Światowa premiera filmu na VOD przypada na 21 maja – wtedy Armię umarłych będą mogli poznać między innymi widzowie w Polsce, Australii, czy Wielkiej Brytanii. 14 maja produkcja ukaże się też w wybranych kinach na terenie Stanów Zjednoczonych.
Armia umarłych: zombie-roboty w natarciu
Zack Snyder tak tłumaczy się z obecności zombie-robotów w filmie Armia umarłych:
— Od samego początku towarzyszyła mi myśl, że te żywe trupy będą sobą ucieleśniały ewolucję. Że były w toku transformacji, miały stać się czymś innym, nie tak zahamowanym i ospałym, jak zombie, do których jesteśmy w kinie przyzwyczajeni. Chciałem uczynić je czymś świeżym, trzymając się jednak kanonu. Zależało mi na dwuznaczności w kwestii ich pochodzenia – tę zbadamy już w serialu animowanym.

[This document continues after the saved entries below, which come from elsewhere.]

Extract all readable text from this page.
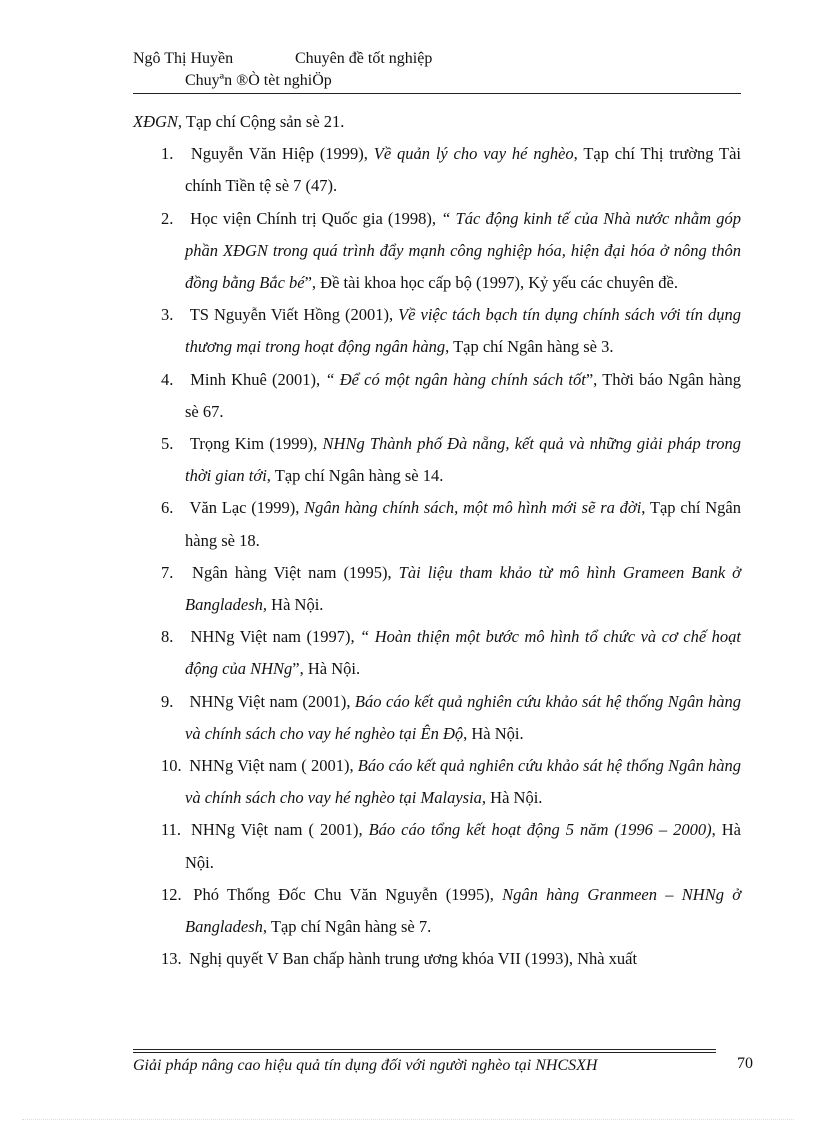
Ngô Thị Huyền	Chuyên đề tốt nghiệp
Chuyªn ®Ò tèt nghiÖp

XĐGN, Tạp chí Cộng sản sè 21.

1. Nguyễn Văn Hiệp (1999), Về quản lý cho vay hé nghèo, Tạp chí Thị trường Tài chính Tiền tệ sè 7 (47).
2. Học viện Chính trị Quốc gia (1998), “ Tác động kinh tế của Nhà nước nhằm góp phần XĐGN trong quá trình đẩy mạnh công nghiệp hóa, hiện đại hóa ở nông thôn đồng bằng Bắc bé”, Đề tài khoa học cấp bộ (1997), Kỷ yếu các chuyên đề.
3. TS Nguyễn Viết Hồng (2001), Về việc tách bạch tín dụng chính sách với tín dụng thương mại trong hoạt động ngân hàng, Tạp chí Ngân hàng sè 3.
4. Minh Khuê (2001), “ Để có một ngân hàng chính sách tốt”, Thời báo Ngân hàng sè 67.
5. Trọng Kim (1999), NHNg Thành phố Đà nẵng, kết quả và những giải pháp trong thời gian tới, Tạp chí Ngân hàng sè 14.
6. Văn Lạc (1999), Ngân hàng chính sách, một mô hình mới sẽ ra đời, Tạp chí Ngân hàng sè 18.
7. Ngân hàng Việt nam (1995), Tài liệu tham khảo từ mô hình Grameen Bank ở Bangladesh, Hà Nội.
8. NHNg Việt nam (1997), “ Hoàn thiện một bước mô hình tổ chức và cơ chế hoạt động của NHNg”, Hà Nội.
9. NHNg Việt nam (2001), Báo cáo kết quả nghiên cứu khảo sát hệ thống Ngân hàng và chính sách cho vay hé nghèo tại Ên Độ, Hà Nội.
10. NHNg Việt nam ( 2001), Báo cáo kết quả nghiên cứu khảo sát hệ thống Ngân hàng và chính sách cho vay hé nghèo tại Malaysia, Hà Nội.
11. NHNg Việt nam ( 2001), Báo cáo tổng kết hoạt động 5 năm (1996 – 2000), Hà Nội.
12. Phó Thống Đốc Chu Văn Nguyễn (1995), Ngân hàng Granmeen – NHNg ở Bangladesh, Tạp chí Ngân hàng sè 7.
13. Nghị quyết V Ban chấp hành trung ương khóa VII (1993), Nhà xuất
Giải pháp nâng cao hiệu quả tín dụng đối với người nghèo tại NHCSXH	70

Snyder odnosi się do kreskówki anime Army of the Dead: Lost Vegas, powstającej jako spin-off Armii umarłych. Serial autorstwa Jaya Olivy nie ma jeszcze wyznaczonej daty premiery.
Armia umarłych Zacka Snydera – premiera na Netflix w maju
Według reżysera w filmie pojawia się „wiele żywych trupów, które nie do końca są żywymi trupami”:
Zack Snyder na razie nie udziela odpowiedzi na to pytanie – chce, żeby widzowie przekonali się sami, już za miesiąc. Armia umarłych poza wpływami takich gatunków, jak horror czy heist film, zawiera też elementy silnie komediowe, o czym świadczy ironiczna powaga, z jaką reżyser pochyla się nad tematem robotycznych żywych trupów.
Ewolucja żywych trupów w kinie grozy nie jest niczym niespotykanym. Chociażby George Romero często nadawał postaciom zombie zaskakujące cechy i zdolności w swoich filmach (np. umiejętność biegania). Klasyczny ekranowy zombie – taki, jaki narodzi się w głowie przeciętnego widza – to oczywiście powolny truposz, ciągnący za sobą połamaną nogę.
W filmie Armia umarłych grupa uzbrojonych najemników wkracza w strefę kwarantanny. Rzecz dzieje się w Las Vegas po wybuchu śmiercionośnej pandemii, która zamieniła ludzi w krwiożercze żywe trupy. Z armią zombie zmierzy się ekipa Scotta Warda (Dave Bautista), mająca ograbić jeden z sejfów. W opuszczonym kasynie bohaterowie przekonają się, że misja będzie wyjątkowa trudna – nie wszyscy ją przeżyją.